Nombre de bourreaux se retrouvent au chômage et doivent être aidés par
l’Etat, ne parvenant pas à se reconvertir et ne pouvant se satisfaire
des quelques places d’adjoints allouées à la charge de l’unique bourreau
métropolitain… La France ne compte plus qu’un exécuteur qui, de 1870 à
1981, va voir sa charge de travail diminuer continuellement (en 25 ans,
de 1951 à 1976, seuls 51 condamnés sont guillotinés), tant et si bien
qu’il exerce souvent un métier parallèle à son emploi premier ; Marcel
Chevalier, dernier bourreau français étant par exemple imprimeur
typographe.
A l’aube de années
1970, alors que la publicité autour des exécutions est inexistante (au
contraire du Guatemala où elles sont retransmises à la télévision !!),
Valéry Giscard d’Estaing se prononce contre l’abolition, non pas à titre
personnel mais parce que 69% des Français restent favorables à la peine
capitale.
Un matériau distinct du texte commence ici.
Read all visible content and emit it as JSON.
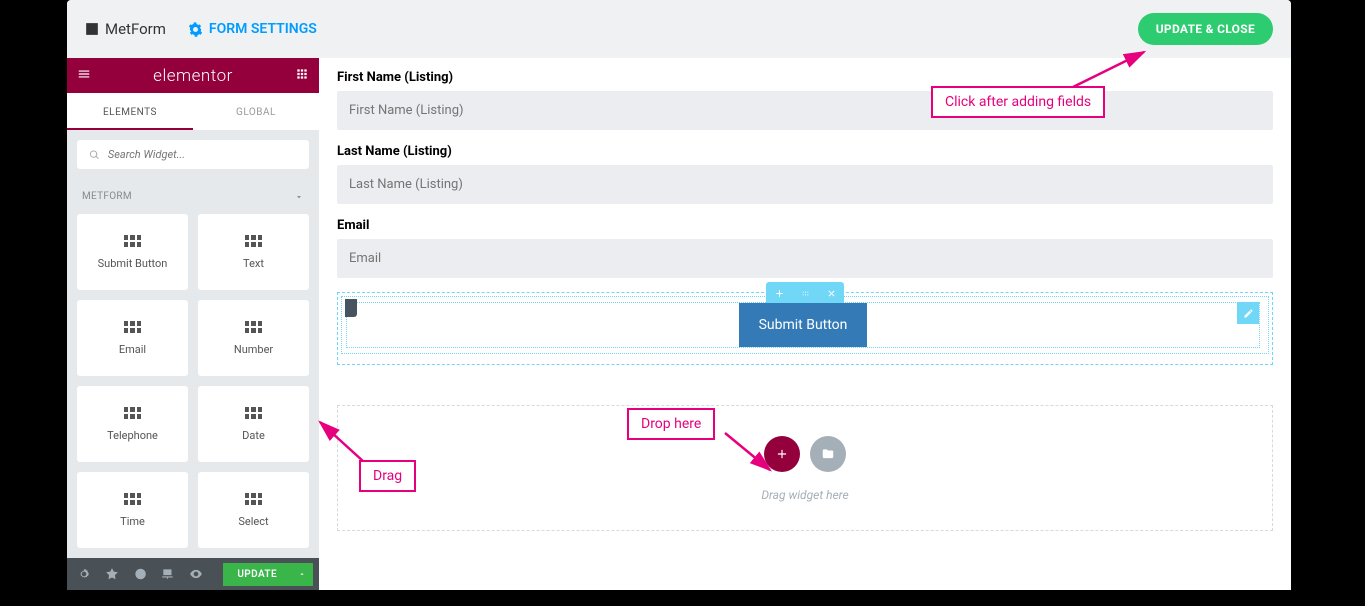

Inscrit dans le programme de Mitterrand pour les élections
présidentielles de 1981, l’abolition sera effectuée par le sinistre
Robert Badinter par la loi du 9 octobre 1981, mettant ainsi fin en
France à une tradition judiciaire immémoriale qui avait su évoluer
« avec son temps »…
Frédéric Armand a
réussi à écrire une étude très détaillée, faisant appel à de nombreux
documents d’archive, mais néanmoins claire et fort plaisante à lire. Il
montre bien comment les bourreaux ont fondé de réelles dynasties autour
de leur activité (et ce jusqu’au 20ème siècle, ce sont
souvent les mêmes grandes familles que l’on retrouve chez les bourreaux
ou leurs adjoints) et surtout comment ceux-ci n’ont toujours été qu’un
simple rouage de la justice. Ils exécutent et n’ont aucun pouvoir
décisionnel, ce qui explique pourquoi les mêmes bourreaux sont restés en
place malgré les changements politiques et ont parfois œuvré à exécuter
leurs maîtres de la veille ! Hommes de leur époque, ils ont dû s’y
soumettre docilement et laisser, de temps à autres, leurs opinions de
côté car « la pitié fait trembler la main ».